Apropos Arien: Die sind in Didone abbandonata natürlich von höchster Kunstfertigkeit und Schwierigkeit. Speziell die Partie der Didone, der liebesleidgeprüften und letztendlich verlassenen karthagischen Königin, ist mit ihrem extremen Figurenreichtum "a schware Partie" für die Interpretin. Viktorija Miskunaité tut sich die Arbeit an, diese zu studieren; die gefeierte Sängerin des Litauischen Nationaltheaters nimmt hiermit ein bisschen Urlaub von den Manons, Mimìs und Violettas, die sie sonst verkörpert. Mezzosopranistin Katrin Wundsam schlägt als an der Königin nicht sonderlich interessierter Enea Wunden in die Seele der Didone.

Ein Stoff von Vergil

Mercadante hat bei der Vertonung des Vergil-Stoffs auf ein frühes Libretto von Pietro Metastasio zurückgegriffen, das damals fast hundert Jahre auf dem Buckel und dutzende musiktheatralische Umsetzungen hinter sich hatte. Andrea Leone Trottola zimmerte das Textbuch nach Mercadantes Wünschen leicht um und passte es den Verlaufsschemata einer Belcanto-Oper an.

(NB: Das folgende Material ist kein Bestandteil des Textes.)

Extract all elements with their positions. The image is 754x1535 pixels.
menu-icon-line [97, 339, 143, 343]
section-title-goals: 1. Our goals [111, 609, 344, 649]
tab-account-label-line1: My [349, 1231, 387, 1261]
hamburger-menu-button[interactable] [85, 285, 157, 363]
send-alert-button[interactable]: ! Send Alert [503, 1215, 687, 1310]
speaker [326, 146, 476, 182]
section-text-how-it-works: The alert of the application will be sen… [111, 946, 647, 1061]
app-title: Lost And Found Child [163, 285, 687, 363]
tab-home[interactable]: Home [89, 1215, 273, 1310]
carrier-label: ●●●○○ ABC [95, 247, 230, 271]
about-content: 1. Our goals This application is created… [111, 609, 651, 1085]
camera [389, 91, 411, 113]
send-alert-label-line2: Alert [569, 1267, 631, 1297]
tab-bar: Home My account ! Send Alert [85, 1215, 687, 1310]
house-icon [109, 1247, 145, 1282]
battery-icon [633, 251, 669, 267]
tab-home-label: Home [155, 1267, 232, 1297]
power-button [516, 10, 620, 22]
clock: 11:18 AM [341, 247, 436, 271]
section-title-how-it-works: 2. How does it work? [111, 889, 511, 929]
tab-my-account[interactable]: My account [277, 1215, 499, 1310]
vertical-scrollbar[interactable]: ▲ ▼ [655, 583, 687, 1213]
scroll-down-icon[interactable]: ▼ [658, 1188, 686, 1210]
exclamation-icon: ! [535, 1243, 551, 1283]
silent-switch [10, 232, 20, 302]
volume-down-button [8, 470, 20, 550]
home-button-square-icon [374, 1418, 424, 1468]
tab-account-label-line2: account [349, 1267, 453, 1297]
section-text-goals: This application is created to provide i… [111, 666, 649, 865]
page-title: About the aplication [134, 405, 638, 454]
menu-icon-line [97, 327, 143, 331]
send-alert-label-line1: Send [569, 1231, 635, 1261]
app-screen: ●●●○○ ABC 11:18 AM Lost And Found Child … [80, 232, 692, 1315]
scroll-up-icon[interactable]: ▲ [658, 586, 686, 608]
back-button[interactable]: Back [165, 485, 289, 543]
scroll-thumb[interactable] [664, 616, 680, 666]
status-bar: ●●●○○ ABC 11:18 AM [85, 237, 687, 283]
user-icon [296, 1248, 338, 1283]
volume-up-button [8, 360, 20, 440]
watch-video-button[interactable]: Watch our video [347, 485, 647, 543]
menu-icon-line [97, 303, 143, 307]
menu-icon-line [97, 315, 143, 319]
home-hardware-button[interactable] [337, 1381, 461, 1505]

In Metastasios Libretto spielt der Mohrenkönig Jarba eine größere Rolle als etwa in Nahum Tates Textbuch zu Henry Purcells Dido and Aeneas. Jarba wirbt um Didone, die liebt jedoch Enea, der sich auch für Didones Schwester Selene interessiert. In Innsbruck wird Carlo Allemano den Jarba geben und Emilie Renard die Selene. An Regie-Altmeister Jürgen Flimm wird es gelegen sein, das Geflecht von Liebes- und Machtansprüchen packend und stimmig zu inszenieren. Alessandro De Marchi wird zusammen mit seiner Academia Montis Regalis versuchen, Belcanto-Oper nicht wie üblich im Rückblick der symphonischen Orchesterbehandlung der romantischen Oper zu interpretieren, sondern von deren Vorgeschichte her, von der Barockzeit. Man darf gespannt sein, mit welchen alten Hörgewohnheiten De Marchi bricht, welche neuen sich an ihrer Stelle auftun werden. (Stefan Ender, Spezial, 5.5.2018)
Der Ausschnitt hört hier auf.